NaHCO₃ + HNO₃ ⟶ NaNO₃ + H₂O + CO₂ ↑

(b) Cupric oxide reacts with dilute nitric acid, it forms copper nitrate and water.

CuO + 2HNO₃ ⟶ Cu(NO₃)₂ + H₂O

(c) Zinc reacts with dil. nitric acid to form zinc nitrate, nitric oxide and water

3Zn + 8HNO₃ ⟶ 3Zn(NO₃)₂ + 4H₂O + 2NO

(d) When concentrated nitric acid is heated it forms nitrogen dioxide gas, water and oxygen gas

4HNO₃ $\xrightarrow{\Delta}$ 4NO₂ + 2H₂O + O₂

(a) NaOH + HNO₃ [dil.] ⟶ NaNO₃ + H₂O

(b) CuO + 2HNO₃ [dil.] ⟶ Cu(NO₃)₂ + H₂O

(c) Pb + 4HNO₃ [conc.] ⟶ Pb(NO₃)₂ + 2H₂O + 2NO₂

(d) Mg(OH)₂ + 2HNO₃ [dil.] ⟶ Mg(NO₃)₂ + 2H₂O

(e) Fe + 6HNO₃ [conc.] ⟶ Fe(NO₃)₃ + 3H₂O + 3NO₂

(f) Aqua regia is a freshly prepared mixture of concentrated hydrochloric acid and concentrated nitric acid mixed in the ratio of 3:1 by volume.

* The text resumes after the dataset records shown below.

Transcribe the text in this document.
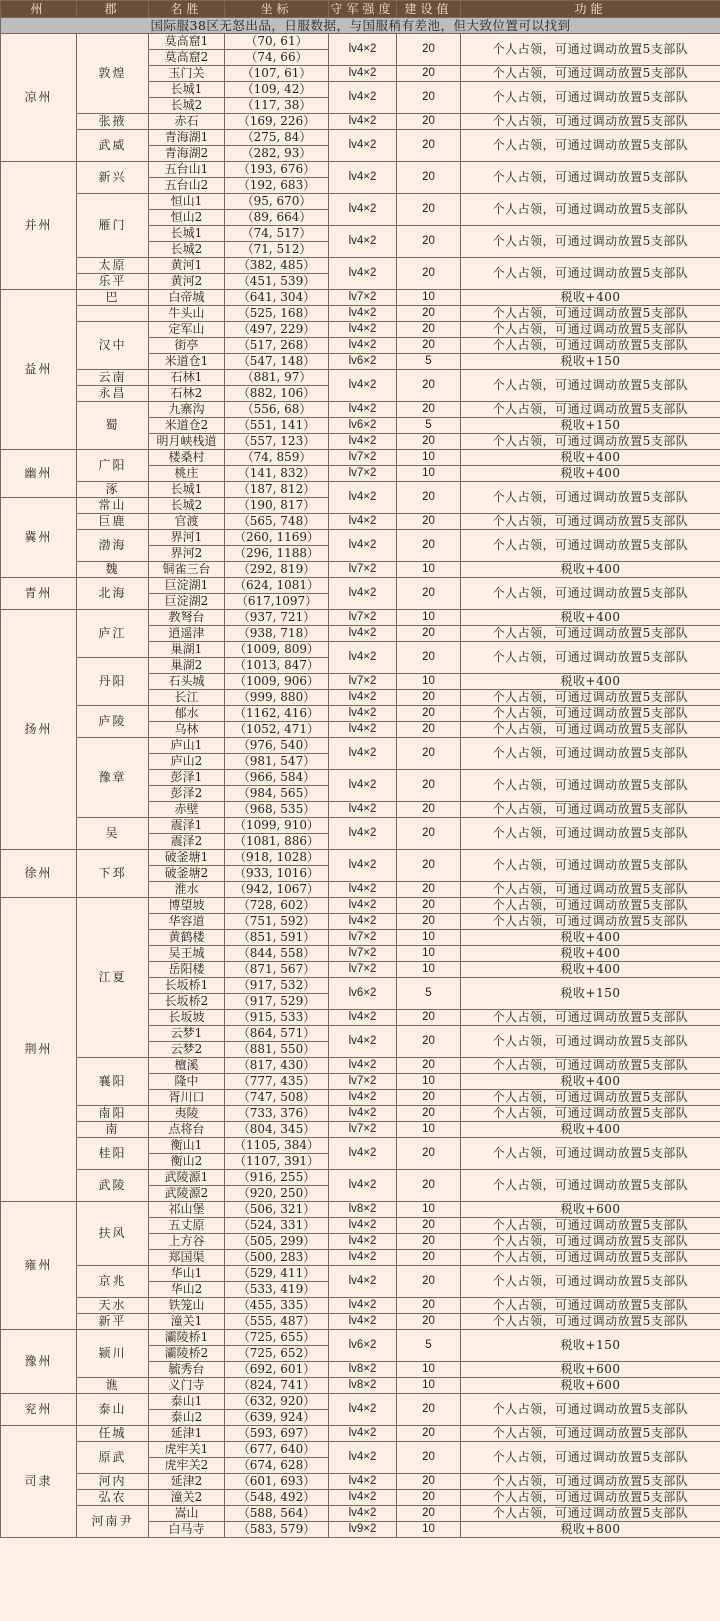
州	郡	名胜	坐标	守军强度	建设值	功能
国际服38区无怒出品，日服数据，与国服稍有差池，但大致位置可以找到						
凉州	敦煌	莫高窟1	（70, 61）	lv4×2	20	个人占领，可通过调动放置5支部队
		莫高窟2	（74, 66）			
		玉门关	（107, 61）	lv4×2	20	个人占领，可通过调动放置5支部队
		长城1	（109, 42）	lv4×2	20	个人占领，可通过调动放置5支部队
		长城2	（117, 38）			
	张掖	赤石	（169, 226）	lv4×2	20	个人占领，可通过调动放置5支部队
	武威	青海湖1	（275, 84）	lv4×2	20	个人占领，可通过调动放置5支部队
		青海湖2	（282, 93）			
并州	新兴	五台山1	（193, 676）	lv4×2	20	个人占领，可通过调动放置5支部队
		五台山2	（192, 683）			
	雁门	恒山1	（95, 670）	lv4×2	20	个人占领，可通过调动放置5支部队
		恒山2	（89, 664）			
		长城1	（74, 517）	lv4×2	20	个人占领，可通过调动放置5支部队
		长城2	（71, 512）			
	太原	黄河1	（382, 485）	lv4×2	20	个人占领，可通过调动放置5支部队
	乐平	黄河2	（451, 539）			
益州	巴	白帝城	（641, 304）	lv7×2	10	税收+400
		牛头山	（525, 168）	lv4×2	20	个人占领，可通过调动放置5支部队
	汉中	定军山	（497, 229）	lv4×2	20	个人占领，可通过调动放置5支部队
		街亭	（517, 268）	lv4×2	20	个人占领，可通过调动放置5支部队
		米道仓1	（547, 148）	lv6×2	5	税收+150
	云南	石林1	（881, 97）	lv4×2	20	个人占领，可通过调动放置5支部队
	永昌	石林2	（882, 106）			
	蜀	九寨沟	（556, 68）	lv4×2	20	个人占领，可通过调动放置5支部队
		米道仓2	（551, 141）	lv6×2	5	税收+150
		明月峡栈道	（557, 123）	lv4×2	20	个人占领，可通过调动放置5支部队
幽州	广阳	楼桑村	（74, 859）	lv7×2	10	税收+400
		桃庄	（141, 832）	lv7×2	10	税收+400
	涿	长城1	（187, 812）	lv4×2	20	个人占领，可通过调动放置5支部队
冀州	常山	长城2	（190, 817）			
	巨鹿	官渡	（565, 748）	lv4×2	20	个人占领，可通过调动放置5支部队
	渤海	界河1	（260, 1169）	lv4×2	20	个人占领，可通过调动放置5支部队
		界河2	（296, 1188）			
	魏	铜雀三台	（292, 819）	lv7×2	10	税收+400
青州	北海	巨淀湖1	（624, 1081）	lv4×2	20	个人占领，可通过调动放置5支部队
		巨淀湖2	（617,1097）			
扬州	庐江	教弩台	（937, 721）	lv7×2	10	税收+400
		逍遥津	（938, 718）	lv4×2	20	个人占领，可通过调动放置5支部队
		巢湖1	（1009, 809）	lv4×2	20	个人占领，可通过调动放置5支部队
	丹阳	巢湖2	（1013, 847）			
		石头城	（1009, 906）	lv7×2	10	税收+400
		长江	（999, 880）	lv4×2	20	个人占领，可通过调动放置5支部队
	庐陵	郁水	（1162, 416）	lv4×2	20	个人占领，可通过调动放置5支部队
		乌林	（1052, 471）	lv4×2	20	个人占领，可通过调动放置5支部队
	豫章	庐山1	（976, 540）	lv4×2	20	个人占领，可通过调动放置5支部队
		庐山2	（981, 547）			
		彭泽1	（966, 584）	lv4×2	20	个人占领，可通过调动放置5支部队
		彭泽2	（984, 565）			
		赤壁	（968, 535）	lv4×2	20	个人占领，可通过调动放置5支部队
	吴	震泽1	（1099, 910）	lv4×2	20	个人占领，可通过调动放置5支部队
		震泽2	（1081, 886）			
徐州	下邳	破釜塘1	（918, 1028）	lv4×2	20	个人占领，可通过调动放置5支部队
		破釜塘2	（933, 1016）			
		淮水	（942, 1067）	lv4×2	20	个人占领，可通过调动放置5支部队
荆州	江夏	博望坡	（728, 602）	lv4×2	20	个人占领，可通过调动放置5支部队
		华容道	（751, 592）	lv4×2	20	个人占领，可通过调动放置5支部队
		黄鹤楼	（851, 591）	lv7×2	10	税收+400
		吴王城	（844, 558）	lv7×2	10	税收+400
		岳阳楼	（871, 567）	lv7×2	10	税收+400
		长坂桥1	（917, 532）	lv6×2	5	税收+150
		长坂桥2	（917, 529）			
		长坂坡	（915, 533）	lv4×2	20	个人占领，可通过调动放置5支部队
		云梦1	（864, 571）	lv4×2	20	个人占领，可通过调动放置5支部队
		云梦2	（881, 550）			
	襄阳	檀溪	（817, 430）	lv4×2	20	个人占领，可通过调动放置5支部队
		隆中	（777, 435）	lv7×2	10	税收+400
		胥川口	（747, 508）	lv4×2	20	个人占领，可通过调动放置5支部队
	南阳	夷陵	（733, 376）	lv4×2	20	个人占领，可通过调动放置5支部队
	南	点将台	（804, 345）	lv7×2	10	税收+400
	桂阳	衡山1	（1105, 384）	lv4×2	20	个人占领，可通过调动放置5支部队
		衡山2	（1107, 391）			
	武陵	武陵源1	（916, 255）	lv4×2	20	个人占领，可通过调动放置5支部队
		武陵源2	（920, 250）			
雍州	扶风	祁山堡	（506, 321）	lv8×2	10	税收+600
		五丈原	（524, 331）	lv4×2	20	个人占领，可通过调动放置5支部队
		上方谷	（505, 299）	lv4×2	20	个人占领，可通过调动放置5支部队
		郑国渠	（500, 283）	lv4×2	20	个人占领，可通过调动放置5支部队
	京兆	华山1	（529, 411）	lv4×2	20	个人占领，可通过调动放置5支部队
		华山2	（533, 419）			
	天水	铁笼山	（455, 335）	lv4×2	20	个人占领，可通过调动放置5支部队
	新平	潼关1	（555, 487）	lv4×2	20	个人占领，可通过调动放置5支部队
豫州	颍川	灞陵桥1	（725, 655）	lv6×2	5	税收+150
		灞陵桥2	（725, 652）			
		毓秀台	（692, 601）	lv8×2	10	税收+600
	谯	义门寺	（824, 741）	lv8×2	10	税收+600
兖州	泰山	泰山1	（632, 920）	lv4×2	20	个人占领，可通过调动放置5支部队
		泰山2	（639, 924）			
司隶	任城	延津1	（593, 697）	lv4×2	20	个人占领，可通过调动放置5支部队
	原武	虎牢关1	（677, 640）	lv4×2	20	个人占领，可通过调动放置5支部队
		虎牢关2	（674, 628）			
	河内	延津2	（601, 693）	lv4×2	20	个人占领，可通过调动放置5支部队
	弘农	潼关2	（548, 492）	lv4×2	20	个人占领，可通过调动放置5支部队
	河南尹	嵩山	（588, 564）	lv4×2	20	个人占领，可通过调动放置5支部队
		白马寺	（583, 579）	lv9×2	10	税收+800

3HCl + HNO₃ ⟶ NOCl + 2H₂O + 2[Cl]

A : 3Cu + 8HNO₃ [cold and dil.] ⟶ 3Cu(NO₃)₂ + 4H₂O + 2NO

B : 2Cu(NO₃)₂ $\xrightarrow{\Delta}$ 2CuO + 4NO₂ + O₂

C : 2Cu + O₂ ⟶ 2CuO

D : CuO + H₂ $\xrightarrow{\Delta}$ Cu + H₂O

(a) HNO₃ is a strong oxidizing agent

(b) NaNO₃ gives NaNO₂ and O₂ on heating.

(c) Constant boiling nitric acid contains 68% nitric acid by weight

(d) Nitric acid turns yellow when exposed to light.

(e) Magnesium reacts with very dilute (about 1%) nitric acid to liberate hydrogen gas.